Parce que Postman n'est pas un navigateur, et le navigateur est la seule chose qui applique CORS. Un appel qui marche dans Postman ou curl te dit une chose : ton serveur veut bien y répondre. Sur le fait qu'un navigateur laissera ton JavaScript lire ce résultat ? Rien. Donc teste dans un vrai navigateur. Et jette Safari dans le lot si l'iOS te tient à cœur, vu que c'est lui qui te surprend.

Faut-il utiliser le wildcard pour une API publique ?

Seulement si elle est vraiment publique. Pas d'auth, pas d'état par appelant, et tu es absolument certain de ne jamais envoyer de credentials. À la seconde où il te faut un cookie ou un header Authorization depuis le navigateur, ce wildcard devient un mur et tu le réécris en allow-list de toute façon. Donc épargne-toi la migration future et démarre directement avec l'allow-list. C'est la même quantité de config dans les deux cas, honnêtement.

Quelle est la différence entre une requête simple et une non-simple ?
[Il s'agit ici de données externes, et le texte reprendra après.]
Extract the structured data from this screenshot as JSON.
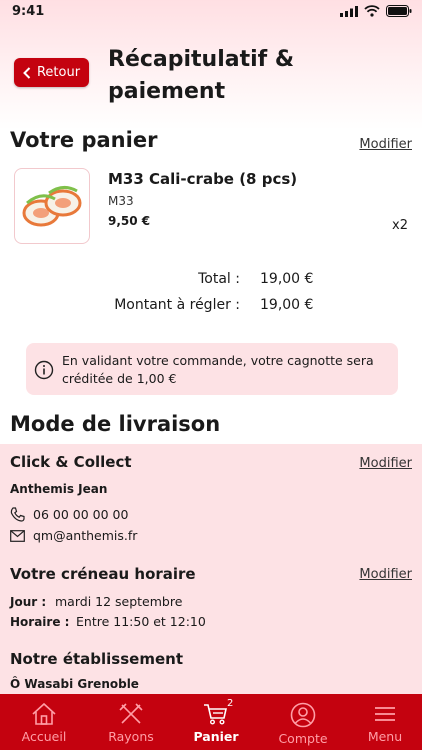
{
  "status": {
    "time": "9:41"
  },
  "header": {
    "back_label": "Retour",
    "title": "Récapitulatif & paiement"
  },
  "cart": {
    "section_title": "Votre panier",
    "edit_label": "Modifier",
    "item": {
      "name": "M33 Cali-crabe (8 pcs)",
      "code": "M33",
      "price": "9,50 €",
      "qty": "x2"
    },
    "total_label": "Total :",
    "total_value": "19,00 €",
    "due_label": "Montant à régler :",
    "due_value": "19,00 €"
  },
  "notice": {
    "text": "En validant votre commande, votre cagnotte sera créditée de 1,00 €"
  },
  "delivery": {
    "section_title": "Mode de livraison",
    "mode": "Click & Collect",
    "edit_label": "Modifier",
    "customer": "Anthemis Jean",
    "phone": "06 00 00 00 00",
    "email": "qm@anthemis.fr",
    "slot_title": "Votre créneau horaire",
    "slot_edit_label": "Modifier",
    "day_label": "Jour :",
    "day_value": "mardi 12 septembre",
    "time_label": "Horaire :",
    "time_value": "Entre 11:50 et 12:10",
    "shop_title": "Notre établissement",
    "shop_name": "Ô Wasabi Grenoble"
  },
  "tabbar": {
    "items": [
      {
        "label": "Accueil",
        "icon": "home-icon"
      },
      {
        "label": "Rayons",
        "icon": "cutlery-icon"
      },
      {
        "label": "Panier",
        "icon": "cart-icon",
        "badge": "2",
        "active": true
      },
      {
        "label": "Compte",
        "icon": "account-icon"
      },
      {
        "label": "Menu",
        "icon": "menu-icon"
      }
    ]
  },
  "colors": {
    "accent": "#c4020f",
    "pink_bg": "#fde2e5",
    "inactive_tab": "#ff9ea6"
  }
}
Une requête simple, c'est un GET, un HEAD, ou un POST dont le Content-Type est application/x-www-form-urlencoded, multipart/form-data ou text/plain, ne transportant rien d'autre que des headers standard. Franchis cette ligne où que ce soit (un PUT, un DELETE, un Content-Type application/json, un header Authorization) et te voilà non-simple, ce qui veut dire qu'un preflight part en premier. Le preflight, c'est le plus pinailleur des deux. Donc c'est en général exactement là que ça casse.

Je peux pas juste coller un proxy CORS devant mon API ?
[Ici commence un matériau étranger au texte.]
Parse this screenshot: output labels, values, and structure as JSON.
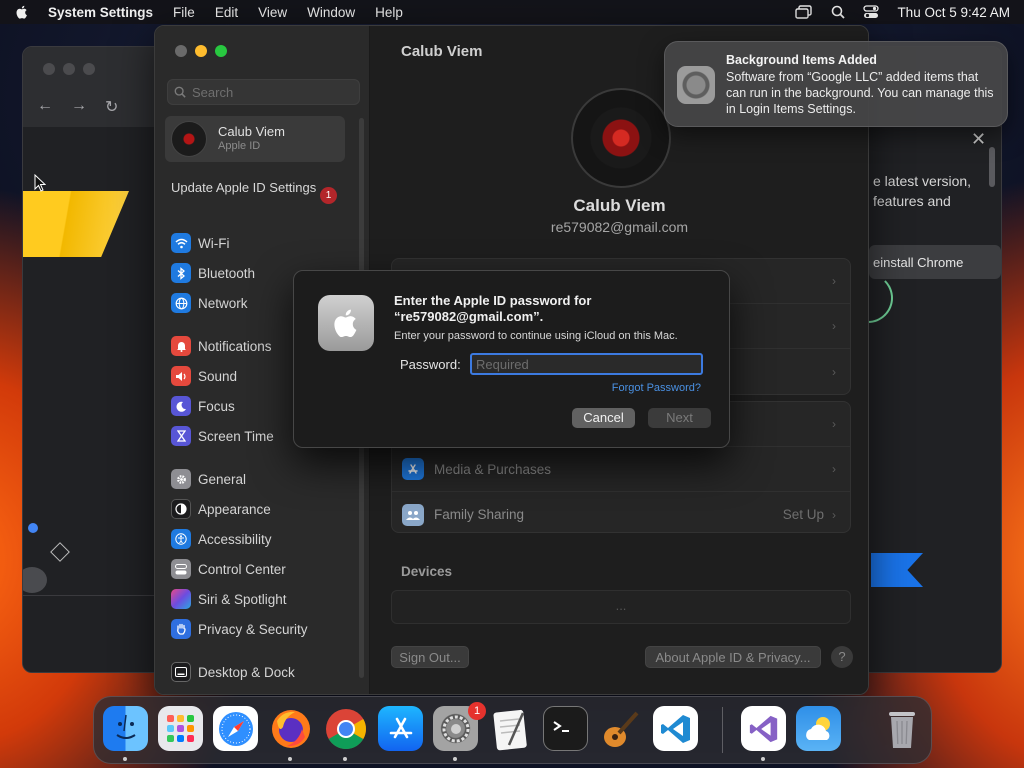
{
  "menubar": {
    "app_name": "System Settings",
    "menus": [
      "File",
      "Edit",
      "View",
      "Window",
      "Help"
    ],
    "clock": "Thu Oct 5  9:42 AM"
  },
  "chrome": {
    "promo_text_1": "e latest version,",
    "promo_text_2": "features and",
    "reinstall_label": "einstall Chrome"
  },
  "settings": {
    "search_placeholder": "Search",
    "account": {
      "name": "Calub Viem",
      "subtitle": "Apple ID"
    },
    "update_label": "Update Apple ID Settings",
    "update_badge": "1",
    "sidebar_items": [
      {
        "label": "Wi-Fi",
        "icon": "wifi-icon",
        "color": "#1f7ae0"
      },
      {
        "label": "Bluetooth",
        "icon": "bluetooth-icon",
        "color": "#1f7ae0"
      },
      {
        "label": "Network",
        "icon": "globe-icon",
        "color": "#1f7ae0"
      },
      {
        "label": "Notifications",
        "icon": "bell-icon",
        "color": "#e5493d"
      },
      {
        "label": "Sound",
        "icon": "speaker-icon",
        "color": "#e5493d"
      },
      {
        "label": "Focus",
        "icon": "moon-icon",
        "color": "#5856d6"
      },
      {
        "label": "Screen Time",
        "icon": "hourglass-icon",
        "color": "#5856d6"
      },
      {
        "label": "General",
        "icon": "gear-icon",
        "color": "#8e8e93"
      },
      {
        "label": "Appearance",
        "icon": "appearance-icon",
        "color": "#1c1c1e"
      },
      {
        "label": "Accessibility",
        "icon": "accessibility-icon",
        "color": "#1f7ae0"
      },
      {
        "label": "Control Center",
        "icon": "control-center-icon",
        "color": "#8e8e93"
      },
      {
        "label": "Siri & Spotlight",
        "icon": "siri-icon",
        "color": "#a05cd6"
      },
      {
        "label": "Privacy & Security",
        "icon": "hand-icon",
        "color": "#2f6fe0"
      },
      {
        "label": "Desktop & Dock",
        "icon": "dock-icon",
        "color": "#1c1c1e"
      }
    ],
    "content_title": "Calub Viem",
    "profile_name": "Calub Viem",
    "profile_email": "re579082@gmail.com",
    "rows_group2": [
      {
        "label": "Media & Purchases",
        "value": ""
      },
      {
        "label": "Family Sharing",
        "value": "Set Up"
      }
    ],
    "devices_label": "Devices",
    "devices_placeholder": "...",
    "sign_out_label": "Sign Out...",
    "about_label": "About Apple ID & Privacy...",
    "help_label": "?"
  },
  "dialog": {
    "title": "Enter the Apple ID password for “re579082@gmail.com”.",
    "subtitle": "Enter your password to continue using iCloud on this Mac.",
    "password_label": "Password:",
    "password_placeholder": "Required",
    "forgot_label": "Forgot Password?",
    "cancel_label": "Cancel",
    "next_label": "Next"
  },
  "notification": {
    "title": "Background Items Added",
    "body": "Software from “Google LLC” added items that can run in the background. You can manage this in Login Items Settings."
  },
  "dock": {
    "apps": [
      "Finder",
      "Launchpad",
      "Safari",
      "Firefox",
      "Google Chrome",
      "App Store",
      "System Settings",
      "TextEdit",
      "Terminal",
      "GarageBand",
      "Visual Studio Code",
      "Visual Studio",
      "Weather",
      "Trash"
    ],
    "settings_badge": "1"
  }
}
Tu bricoles en local ? Bien sûr, vas-y. En production ? S'il te plaît, non. Un proxy t'achète de la latence et un tout nouveau point unique de défaillance, plus une frontière de sécurité de plus que tu dois désormais durcir et chouchouter à vie. Corrige juste le serveur d'API pour qu'il envoie les bons headers. Ce sont les mêmes cinq lignes de nginx que tu t'apprêtais à écrire de toute façon, sauf que cette version-là est vraiment à toi.

Mon CORS est nickel mais je vois « Failed to fetch » dans la console, je fais quoi ?

Ce « Failed to fetch » sec, sans le moindre détail, c'est le navigateur qui se montre inutile exprès. Neuf fois sur dix c'est l'une de deux choses. Soit le preflight a été rejeté d'emblée (ton serveur a balancé un 405 ou un 500 sur OPTIONS), soit la connexion n'a jamais abouti. Le DNS est mort. Du mixed content a été bloqué. Un firewall l'a avalé. Ouvre l'onglet Network et traque un OPTIONS rouge posté juste avant la requête qui a échoué. Cette petite ligne rouge, c'est presque toujours la bonne.